Humans have a rich history of introducing piscivorous non-native fishes to provide food subsidies and support recreational fishing opportunities in freshwater ecosystems throughout the world. Smallmouth bass (Micropterus dolomieu), a cool-water fish native to central North America, provide a compelling example of the potential ecosystem consequences associated with predatory fish introductions. Non-native bass have resulted in growth reductions of other native piscivores and induced changes in the behavior, distribution, and at times caused the local extirpation of prey fish species. In the Pacific Northwest U.S. range expansions of non-native bass, especially into salmon rearing grounds, is of increasing conservation concern, yet has received little scientific inquiry. We employed a spatially continuous sampling design to determine the extent of bass and subyearling Chinook salmon (Oncorhynchus tshawytscha) sympatry in the North Fork John Day River (NFJDR), a tributary of the Columbia River that contains an upstream expanding population of non-native bass.
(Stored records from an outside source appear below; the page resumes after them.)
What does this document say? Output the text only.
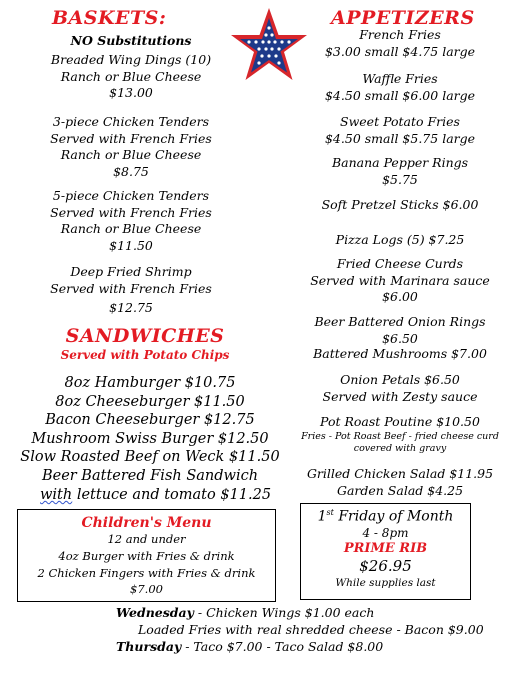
BASKETS:
NO Substitutions
Breaded Wing Dings (10)
Ranch or Blue Cheese
$13.00
3-piece Chicken Tenders
Served with French Fries
Ranch or Blue Cheese
$8.75
5-piece Chicken Tenders
Served with French Fries
Ranch or Blue Cheese
$11.50
Deep Fried Shrimp
Served with French Fries
$12.75
APPETIZERS
French Fries
$3.00 small $4.75 large
Waffle Fries
$4.50 small $6.00 large
Sweet Potato Fries
$4.50 small $5.75 large
Banana Pepper Rings
$5.75
Soft Pretzel Sticks $6.00
Pizza Logs (5) $7.25
Fried Cheese Curds
Served with Marinara sauce
$6.00
Beer Battered Onion Rings
$6.50
Battered Mushrooms $7.00
Onion Petals $6.50
Served with Zesty sauce
Pot Roast Poutine $10.50
Fries - Pot Roast Beef - fried cheese curd
covered with gravy
Grilled Chicken Salad $11.95
Garden Salad $4.25
SANDWICHES
Served with Potato Chips
8oz Hamburger $10.75
8oz Cheeseburger $11.50
Bacon Cheeseburger $12.75
Mushroom Swiss Burger $12.50
Slow Roasted Beef on Weck $11.50
Beer Battered Fish Sandwich
with lettuce and tomato $11.25
Children's Menu
12 and under
4oz Burger with Fries & drink
2 Chicken Fingers with Fries & drink
$7.00
1st Friday of Month
4 - 8pm
PRIME RIB
$26.95
While supplies last
Wednesday - Chicken Wings $1.00 each
Loaded Fries with real shredded cheese - Bacon $9.00
Thursday - Taco $7.00 - Taco Salad $8.00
Extensive surveys were conducted over two seasons and two years to determine seasonal and annual variation in bass and Chinook salmon overlap. A recursive partitioning algorithm was applied to determine the primary habitat variables that influence bass distributions at reach and channel unit scales. We also identified potential factors that limit the upstream extent of bass in the NFJDR.
Results/Conclusions
Our study revealed that bass seasonally occupy up to 22% of salmon rearing habitat in the upper NFJDR, and their primary period of sympatry with subyearling Chinook salmon was in the early summer. Where these species co-occurred, bass occupied 60-76% of channel units used by subyearling Chinook salmon in the early summer and 28-46% of the channel units Chinook salmon used in the late summer. Given these salmon were well within the gape limitation of bass, the upstream range expansion of bass could greatly reduce their potential rearing habitat. Our multi-scale analysis suggests bass were selecting habitat based on antecedent thermal history at a broad scale, and if satisfactory temperature conditions were met, mesoscale habitat features (i.e., channel unit depth and type) played an additional role in determining bass abundance. Habitat determinants of bass abundance were consistent across years, despite marked differences in the magnitude and timing of spring peak flows. The overriding influence of water temperature on bass suggests that managers may be able limit future range expansions into salmon rearing habitat by concentrating on restoration activities that mitigate climate or land-use related stream warming.